Vox members partner with neighbors to clean up the local creek and organize neighborhood fairs and safety forums. The church teams with St. James Missionary Baptist, a historic black church, on their annual 5K event for Alzheimer’s research.
If Vox members learn that a neighbor needs help paying a utility bill or covering a home repair, they can tap the church’s Good Neighbor Fund to cover the costs.
Tsang hopes to see more collaboration and more honest dialogue about racial and economic tensions. He realizes this can be a delicate undertaking, especially now that so many Vox members are new to East Austin.
“We’re not going to stop gentrification,” Tsang said. “The only thing we’ve tried to do is humanize it. We try to get people in the same room.”
Finding stability in a denomination
While the church tackles questions of evolving identity -- both in the congregation and in the neighborhood -- Vox leaders have found stability and context within the Evangelical Covenant Church.
Vox aligned with the Chicago-based denomination in 2011 after enduring years of challenge. Tsang said the church was trying to do too much. People -- including himself -- were burning out.
The church was young, small and inexperienced. It needed guidance.
“We wanted to be part of something bigger and older,” he said.

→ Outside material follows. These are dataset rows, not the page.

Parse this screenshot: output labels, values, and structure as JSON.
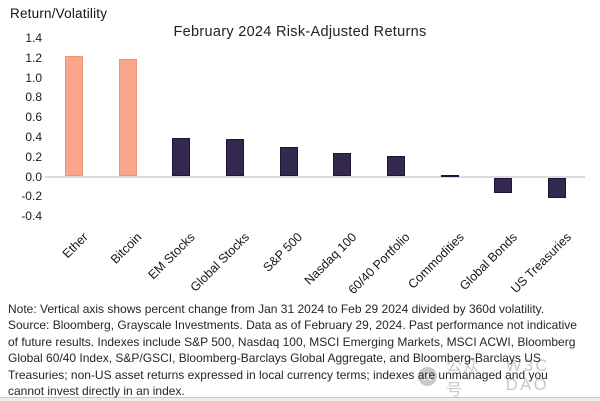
{
  "chart_data": {
    "type": "bar",
    "title": "February 2024 Risk-Adjusted Returns",
    "ylabel": "Return/Volatility",
    "xlabel": "",
    "categories": [
      "Ether",
      "Bitcoin",
      "EM Stocks",
      "Global Stocks",
      "S&P 500",
      "Nasdaq 100",
      "60/40 Portfolio",
      "Commodities",
      "Global Bonds",
      "US Treasuries"
    ],
    "values": [
      1.22,
      1.19,
      0.39,
      0.38,
      0.3,
      0.24,
      0.21,
      0.02,
      -0.15,
      -0.2
    ],
    "yticks": [
      "1.4",
      "1.2",
      "1.0",
      "0.8",
      "0.6",
      "0.4",
      "0.2",
      "0.0",
      "-0.2",
      "-0.4"
    ],
    "ylim": [
      -0.4,
      1.4
    ],
    "grid": false,
    "legend_position": "none",
    "bar_fill_colors": [
      "#F9A68D",
      "#F9A68D",
      "#33294F",
      "#33294F",
      "#33294F",
      "#33294F",
      "#33294F",
      "#33294F",
      "#33294F",
      "#33294F"
    ],
    "bar_border_colors": [
      "#F0926F",
      "#F0926F",
      "#1E1638",
      "#1E1638",
      "#1E1638",
      "#1E1638",
      "#1E1638",
      "#1E1638",
      "#1E1638",
      "#1E1638"
    ]
  },
  "note": {
    "lines": [
      "Note: Vertical axis shows percent change from Jan 31 2024 to Feb 29 2024 divided by 360d volatility.",
      "Source: Bloomberg, Grayscale Investments. Data as of February 29, 2024. Past performance not indicative",
      "of future results. Indexes include S&P 500, Nasdaq 100, MSCI Emerging Markets, MSCI ACWI, Bloomberg",
      "Global 60/40 Index, S&P/GSCI, Bloomberg-Barclays Global Aggregate, and Bloomberg-Barclays US",
      "Treasuries; non-US asset returns expressed in local currency terms; indexes are unmanaged and you",
      "cannot invest directly in an index."
    ]
  },
  "watermark": {
    "label": "公众号",
    "brand": "W3C DAO"
  },
  "colors": {
    "highlight_bar": "#F9A68D",
    "default_bar": "#33294F",
    "axis_line": "#DCDCDC",
    "watermark_gray": "#C9C9C9"
  }
}
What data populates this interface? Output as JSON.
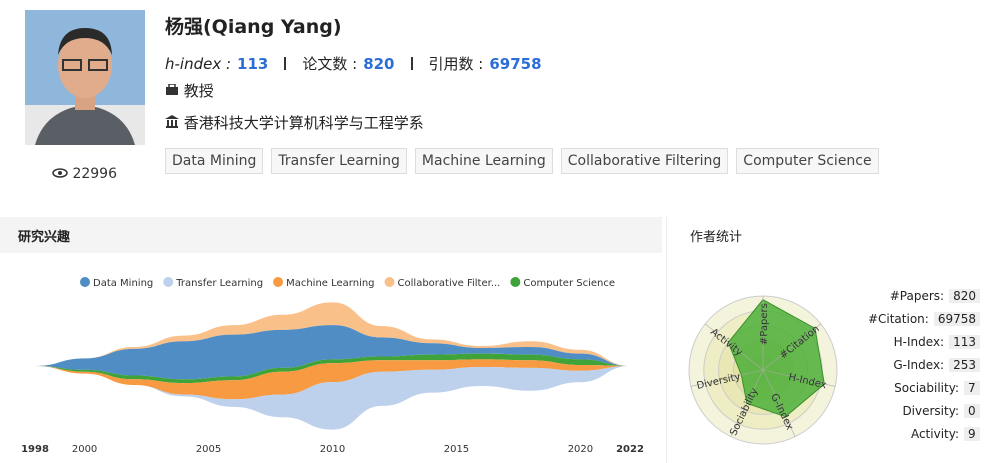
{
  "profile": {
    "name": "杨强(Qiang Yang)",
    "hindex_label": "h-index :",
    "hindex": 113,
    "papers_label": "论文数 :",
    "papers": 820,
    "citations_label": "引用数 :",
    "citations": 69758,
    "position": "教授",
    "affiliation": "香港科技大学计算机科学与工程学系",
    "views": 22996,
    "tags": [
      "Data Mining",
      "Transfer Learning",
      "Machine Learning",
      "Collaborative Filtering",
      "Computer Science"
    ]
  },
  "sections": {
    "interests": "研究兴趣",
    "stats": "作者统计"
  },
  "chart_data": [
    {
      "type": "streamgraph",
      "x": [
        1998,
        2000,
        2002,
        2004,
        2006,
        2008,
        2010,
        2012,
        2014,
        2016,
        2018,
        2020,
        2022
      ],
      "xlim": [
        1998,
        2022
      ],
      "xticks": [
        1998,
        2000,
        2005,
        2010,
        2015,
        2020,
        2022
      ],
      "series": [
        {
          "name": "Data Mining",
          "color": "#4f8dc4",
          "values": [
            0,
            6,
            14,
            20,
            22,
            20,
            18,
            10,
            6,
            3,
            4,
            3,
            0
          ]
        },
        {
          "name": "Transfer Learning",
          "color": "#bdd0ec",
          "values": [
            0,
            0,
            0,
            1,
            4,
            12,
            25,
            18,
            12,
            10,
            12,
            6,
            0
          ]
        },
        {
          "name": "Machine Learning",
          "color": "#f79a41",
          "values": [
            0,
            1,
            3,
            6,
            10,
            12,
            10,
            6,
            5,
            4,
            4,
            3,
            0
          ]
        },
        {
          "name": "Collaborative Filter...",
          "color": "#f9c08a",
          "values": [
            0,
            0,
            1,
            3,
            5,
            8,
            12,
            6,
            2,
            1,
            3,
            2,
            0
          ]
        },
        {
          "name": "Computer Science",
          "color": "#3fa33a",
          "values": [
            0,
            1,
            2,
            2,
            2,
            2,
            2,
            2,
            3,
            3,
            3,
            3,
            0
          ]
        }
      ]
    },
    {
      "type": "radar",
      "axes": [
        "#Papers",
        "#Citation",
        "H-Index",
        "G-Index",
        "Sociability",
        "Diversity",
        "Activity"
      ],
      "values": [
        0.95,
        0.9,
        0.85,
        0.7,
        0.5,
        0.3,
        0.6
      ],
      "ylim": [
        0,
        1
      ],
      "color": "#4caf3a"
    }
  ],
  "stats": [
    {
      "label": "#Papers:",
      "value": 820
    },
    {
      "label": "#Citation:",
      "value": 69758
    },
    {
      "label": "H-Index:",
      "value": 113
    },
    {
      "label": "G-Index:",
      "value": 253
    },
    {
      "label": "Sociability:",
      "value": 7
    },
    {
      "label": "Diversity:",
      "value": 0
    },
    {
      "label": "Activity:",
      "value": 9
    }
  ]
}
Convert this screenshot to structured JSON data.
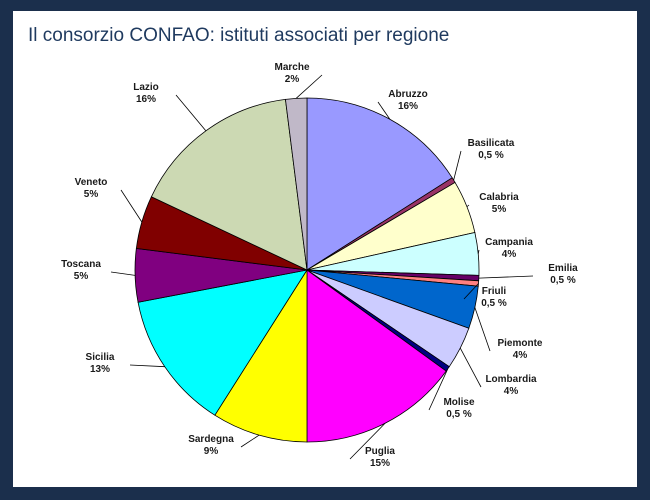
{
  "title": "Il consorzio CONFAO: istituti associati per regione",
  "chart_data": {
    "type": "pie",
    "title": "Il consorzio CONFAO: istituti associati per regione",
    "start_angle_deg": 0,
    "direction": "clockwise",
    "slices": [
      {
        "name": "Abruzzo",
        "pct_label": "16%",
        "value": 16,
        "color": "#9999ff"
      },
      {
        "name": "Basilicata",
        "pct_label": "0,5 %",
        "value": 0.5,
        "color": "#993366"
      },
      {
        "name": "Calabria",
        "pct_label": "5%",
        "value": 5,
        "color": "#ffffcc"
      },
      {
        "name": "Campania",
        "pct_label": "4%",
        "value": 4,
        "color": "#ccffff"
      },
      {
        "name": "Emilia",
        "pct_label": "0,5 %",
        "value": 0.5,
        "color": "#660066"
      },
      {
        "name": "Friuli",
        "pct_label": "0,5  %",
        "value": 0.5,
        "color": "#ff8080"
      },
      {
        "name": "Piemonte",
        "pct_label": "4%",
        "value": 4,
        "color": "#0066cc"
      },
      {
        "name": "Lombardia",
        "pct_label": "4%",
        "value": 4,
        "color": "#ccccff"
      },
      {
        "name": "Molise",
        "pct_label": "0,5 %",
        "value": 0.5,
        "color": "#000080"
      },
      {
        "name": "Puglia",
        "pct_label": "15%",
        "value": 15,
        "color": "#ff00ff"
      },
      {
        "name": "Sardegna",
        "pct_label": "9%",
        "value": 9,
        "color": "#ffff00"
      },
      {
        "name": "Sicilia",
        "pct_label": "13%",
        "value": 13,
        "color": "#00ffff"
      },
      {
        "name": "Toscana",
        "pct_label": "5%",
        "value": 5,
        "color": "#800080"
      },
      {
        "name": "Veneto",
        "pct_label": "5%",
        "value": 5,
        "color": "#800000"
      },
      {
        "name": "Lazio",
        "pct_label": "16%",
        "value": 16,
        "color": "#ccd9b3"
      },
      {
        "name": "Marche",
        "pct_label": "2%",
        "value": 2,
        "color": "#c0b8c8"
      }
    ]
  }
}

In an age when young adults are eschewing such formal affiliations, Vox members were surprisingly supportive of the move. The denomination connected them with individuals and organizations doing mission work abroad. And the alliance suited their affinity for historic Christian tradition.
“For us, what that means is it connects us to our history and our global significance,” Martinez said. “We are not isolated in Austin; we are part of a bigger picture.”
The ECC gathers a wide range of Christians, including urban multiethnic communities, under its tent -- the diversity Tsang was looking for -- and encourages interaction among the congregations.
ECC congregations represent a mix of theological and political views, too, some of which Vox members don’t agree with.
But that’s part of the challenge of diversity, Tsang acknowledged. And it suits the ethos Vox Veniae has embraced from the beginning.
“It’s not always a comfortable fit for us,” he said. “But I think that’s healthy.”